The first number on each line is a unix time stamp. It represents the number of seconds since 1970.
DETAILS
The first Line
The first line has 3 numbers which are:
A (1st column)
A timestamp of when MRTG last ran for this interface. The timestamp is the number of non-skip seconds passed since the standard UNIX
"epoch" of midnight on 1st of January 1970 GMT.
B (2nd column)
The "incoming bytes counter" value.
C (3rd column)
The "outgoing bytes counter" value.
The rest of the File
The second and remaining lines of the file contains 5 numbers which are:
A (1st column)
The Unix timestamp for the point in time the data on this line is relevant. Note that the interval between timestamps increases as you
progress through the file. At first it is 5 minutes and at the end it is one day between two lines.

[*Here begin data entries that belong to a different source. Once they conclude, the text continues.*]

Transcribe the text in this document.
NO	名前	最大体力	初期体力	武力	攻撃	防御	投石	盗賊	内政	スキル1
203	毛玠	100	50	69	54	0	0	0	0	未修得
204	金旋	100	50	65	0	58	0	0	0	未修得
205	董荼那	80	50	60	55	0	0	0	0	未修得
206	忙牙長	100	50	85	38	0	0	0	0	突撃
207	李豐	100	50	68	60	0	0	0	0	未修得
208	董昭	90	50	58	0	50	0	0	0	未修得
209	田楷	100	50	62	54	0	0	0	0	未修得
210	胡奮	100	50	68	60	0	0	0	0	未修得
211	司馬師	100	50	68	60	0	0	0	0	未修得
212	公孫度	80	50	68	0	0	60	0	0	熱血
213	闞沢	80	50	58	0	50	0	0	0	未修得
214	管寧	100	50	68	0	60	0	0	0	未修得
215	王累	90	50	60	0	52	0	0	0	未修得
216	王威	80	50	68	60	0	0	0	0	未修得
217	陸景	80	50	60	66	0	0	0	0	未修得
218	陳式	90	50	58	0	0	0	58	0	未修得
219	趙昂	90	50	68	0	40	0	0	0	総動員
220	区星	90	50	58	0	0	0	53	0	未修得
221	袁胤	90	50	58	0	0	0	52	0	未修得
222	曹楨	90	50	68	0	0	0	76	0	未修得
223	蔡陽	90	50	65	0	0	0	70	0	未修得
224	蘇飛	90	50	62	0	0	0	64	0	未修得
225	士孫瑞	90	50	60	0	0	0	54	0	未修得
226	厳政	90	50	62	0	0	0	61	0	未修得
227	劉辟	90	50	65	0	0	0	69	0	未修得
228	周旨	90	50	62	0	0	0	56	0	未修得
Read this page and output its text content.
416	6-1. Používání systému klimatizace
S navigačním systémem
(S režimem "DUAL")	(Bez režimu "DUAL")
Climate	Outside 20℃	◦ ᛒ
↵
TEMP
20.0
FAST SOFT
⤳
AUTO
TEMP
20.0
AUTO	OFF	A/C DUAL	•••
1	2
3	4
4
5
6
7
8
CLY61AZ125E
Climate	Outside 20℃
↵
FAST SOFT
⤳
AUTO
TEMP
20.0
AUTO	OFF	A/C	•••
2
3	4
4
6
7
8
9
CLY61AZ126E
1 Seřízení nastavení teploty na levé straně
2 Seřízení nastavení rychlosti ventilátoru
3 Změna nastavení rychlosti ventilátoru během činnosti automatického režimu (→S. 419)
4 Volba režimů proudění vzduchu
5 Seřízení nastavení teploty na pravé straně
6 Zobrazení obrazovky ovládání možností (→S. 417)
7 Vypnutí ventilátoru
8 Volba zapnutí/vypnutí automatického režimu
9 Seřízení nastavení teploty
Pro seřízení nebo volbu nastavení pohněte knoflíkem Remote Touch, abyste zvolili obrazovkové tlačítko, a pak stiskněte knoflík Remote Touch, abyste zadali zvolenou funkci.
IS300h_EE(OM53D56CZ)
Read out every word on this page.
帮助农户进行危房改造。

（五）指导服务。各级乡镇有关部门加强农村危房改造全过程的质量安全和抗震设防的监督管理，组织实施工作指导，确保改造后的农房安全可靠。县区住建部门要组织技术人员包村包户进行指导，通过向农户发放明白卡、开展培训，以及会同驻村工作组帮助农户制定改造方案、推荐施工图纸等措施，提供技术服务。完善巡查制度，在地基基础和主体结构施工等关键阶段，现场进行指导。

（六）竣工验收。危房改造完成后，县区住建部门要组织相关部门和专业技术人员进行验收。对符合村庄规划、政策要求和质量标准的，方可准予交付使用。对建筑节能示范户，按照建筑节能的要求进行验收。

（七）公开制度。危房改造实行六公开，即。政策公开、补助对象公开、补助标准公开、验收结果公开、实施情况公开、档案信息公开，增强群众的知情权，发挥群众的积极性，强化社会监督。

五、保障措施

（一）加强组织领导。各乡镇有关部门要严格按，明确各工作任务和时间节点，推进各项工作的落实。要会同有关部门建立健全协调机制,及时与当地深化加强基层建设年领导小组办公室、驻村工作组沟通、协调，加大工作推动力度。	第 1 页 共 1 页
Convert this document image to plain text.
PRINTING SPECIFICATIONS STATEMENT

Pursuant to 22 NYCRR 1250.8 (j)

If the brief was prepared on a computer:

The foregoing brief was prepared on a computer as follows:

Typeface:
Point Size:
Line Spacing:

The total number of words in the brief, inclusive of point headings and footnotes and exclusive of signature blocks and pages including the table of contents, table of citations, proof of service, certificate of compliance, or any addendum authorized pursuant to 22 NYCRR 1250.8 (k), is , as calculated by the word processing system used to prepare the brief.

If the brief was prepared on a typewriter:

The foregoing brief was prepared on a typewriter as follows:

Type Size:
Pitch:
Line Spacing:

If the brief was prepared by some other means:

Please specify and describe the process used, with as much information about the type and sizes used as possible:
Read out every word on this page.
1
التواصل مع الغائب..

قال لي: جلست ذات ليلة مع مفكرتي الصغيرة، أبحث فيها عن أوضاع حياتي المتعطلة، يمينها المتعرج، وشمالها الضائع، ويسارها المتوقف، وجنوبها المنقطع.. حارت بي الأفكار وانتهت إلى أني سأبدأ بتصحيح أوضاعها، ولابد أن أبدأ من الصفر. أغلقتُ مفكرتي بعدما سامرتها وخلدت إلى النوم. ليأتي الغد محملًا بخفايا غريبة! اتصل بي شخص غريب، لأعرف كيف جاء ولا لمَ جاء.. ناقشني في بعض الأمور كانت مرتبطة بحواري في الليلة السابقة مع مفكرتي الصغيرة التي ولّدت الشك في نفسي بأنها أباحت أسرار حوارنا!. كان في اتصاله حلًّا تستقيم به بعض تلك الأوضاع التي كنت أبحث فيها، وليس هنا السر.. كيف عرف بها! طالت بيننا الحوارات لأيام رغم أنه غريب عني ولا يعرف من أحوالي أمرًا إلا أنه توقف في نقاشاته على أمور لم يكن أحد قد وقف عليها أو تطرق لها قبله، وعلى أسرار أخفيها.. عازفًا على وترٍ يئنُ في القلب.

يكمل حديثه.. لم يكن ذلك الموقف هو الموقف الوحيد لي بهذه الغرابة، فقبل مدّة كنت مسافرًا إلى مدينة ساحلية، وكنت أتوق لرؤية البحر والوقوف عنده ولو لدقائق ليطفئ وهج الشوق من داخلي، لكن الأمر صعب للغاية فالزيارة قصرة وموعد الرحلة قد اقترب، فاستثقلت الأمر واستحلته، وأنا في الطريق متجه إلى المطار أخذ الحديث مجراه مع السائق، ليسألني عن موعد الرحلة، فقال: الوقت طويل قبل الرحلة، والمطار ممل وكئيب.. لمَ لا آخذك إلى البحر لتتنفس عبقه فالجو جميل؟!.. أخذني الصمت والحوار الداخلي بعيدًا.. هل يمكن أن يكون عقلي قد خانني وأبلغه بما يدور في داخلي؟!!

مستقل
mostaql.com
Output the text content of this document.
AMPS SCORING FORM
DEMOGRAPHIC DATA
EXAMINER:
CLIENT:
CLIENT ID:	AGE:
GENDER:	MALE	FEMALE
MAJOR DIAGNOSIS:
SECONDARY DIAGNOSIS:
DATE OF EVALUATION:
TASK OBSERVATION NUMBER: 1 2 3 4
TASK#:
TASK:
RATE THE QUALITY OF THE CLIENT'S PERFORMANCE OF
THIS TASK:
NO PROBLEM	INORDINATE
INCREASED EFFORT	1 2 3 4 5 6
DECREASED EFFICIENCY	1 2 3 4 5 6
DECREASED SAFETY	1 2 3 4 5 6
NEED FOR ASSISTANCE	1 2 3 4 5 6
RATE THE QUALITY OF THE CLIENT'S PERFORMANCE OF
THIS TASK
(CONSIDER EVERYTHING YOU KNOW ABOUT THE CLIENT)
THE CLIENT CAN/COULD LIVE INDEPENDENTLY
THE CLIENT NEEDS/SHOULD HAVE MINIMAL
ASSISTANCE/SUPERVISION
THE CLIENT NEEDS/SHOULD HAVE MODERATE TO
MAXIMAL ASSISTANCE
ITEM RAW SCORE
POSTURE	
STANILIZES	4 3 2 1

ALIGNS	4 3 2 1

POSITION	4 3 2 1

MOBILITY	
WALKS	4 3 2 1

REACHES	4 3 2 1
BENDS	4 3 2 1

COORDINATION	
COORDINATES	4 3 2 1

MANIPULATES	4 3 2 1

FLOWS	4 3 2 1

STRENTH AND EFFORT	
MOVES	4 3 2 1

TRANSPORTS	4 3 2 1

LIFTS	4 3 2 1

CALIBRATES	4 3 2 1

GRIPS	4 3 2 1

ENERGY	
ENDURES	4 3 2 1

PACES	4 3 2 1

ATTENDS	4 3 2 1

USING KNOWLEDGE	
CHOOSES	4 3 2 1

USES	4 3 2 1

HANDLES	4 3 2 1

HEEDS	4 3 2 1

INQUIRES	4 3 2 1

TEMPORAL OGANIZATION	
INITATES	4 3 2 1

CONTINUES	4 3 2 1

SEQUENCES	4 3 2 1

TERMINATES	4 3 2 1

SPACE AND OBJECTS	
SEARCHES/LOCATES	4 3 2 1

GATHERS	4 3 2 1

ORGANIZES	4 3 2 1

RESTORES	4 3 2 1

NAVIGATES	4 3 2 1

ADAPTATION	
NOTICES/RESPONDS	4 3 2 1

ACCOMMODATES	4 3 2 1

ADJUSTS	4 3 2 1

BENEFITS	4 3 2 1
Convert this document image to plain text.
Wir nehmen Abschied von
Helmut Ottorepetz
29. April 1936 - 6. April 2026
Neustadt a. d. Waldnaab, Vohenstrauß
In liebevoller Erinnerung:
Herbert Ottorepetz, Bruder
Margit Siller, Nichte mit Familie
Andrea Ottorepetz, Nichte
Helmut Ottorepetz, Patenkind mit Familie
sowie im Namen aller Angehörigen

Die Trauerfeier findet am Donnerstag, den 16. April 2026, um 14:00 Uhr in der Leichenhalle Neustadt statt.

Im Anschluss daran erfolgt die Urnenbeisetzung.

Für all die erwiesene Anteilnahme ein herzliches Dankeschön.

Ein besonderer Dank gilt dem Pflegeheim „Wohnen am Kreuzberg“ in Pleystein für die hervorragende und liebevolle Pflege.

This timestamp may be converted in OpenOffice Calc or MS Excel by using the following formula
=(x+y)/86400+DATE(1970;1;1)
(instead of ";" it may be that you have to use "," this depends on the context and your locale settings)
you can also ask perl to help by typing
perl -e 'print scalar localtime(x),"
"'
x is the unix timestamp and y is the offset in seconds from UTC. (Perl knows y).
B (2nd column)
The average incoming transfer rate in bytes per second. This is valid for the time between the A value of the current line and the A
value of the previous line.
C (3rd column)
The average outgoing transfer rate in bytes per second since the previous measurement.
D (4th column)
The maximum incoming transfer rate in bytes per second for the current interval. This is calculated from all the updates which have
occured in the current interval. If the current interval is 1 hour, and updates have occured every 5 minutes, it will be the biggest 5
minute transfer rate seen during the hour.
E (5th column)
The maximum outgoing transfer rate in bytes per second for the current interval.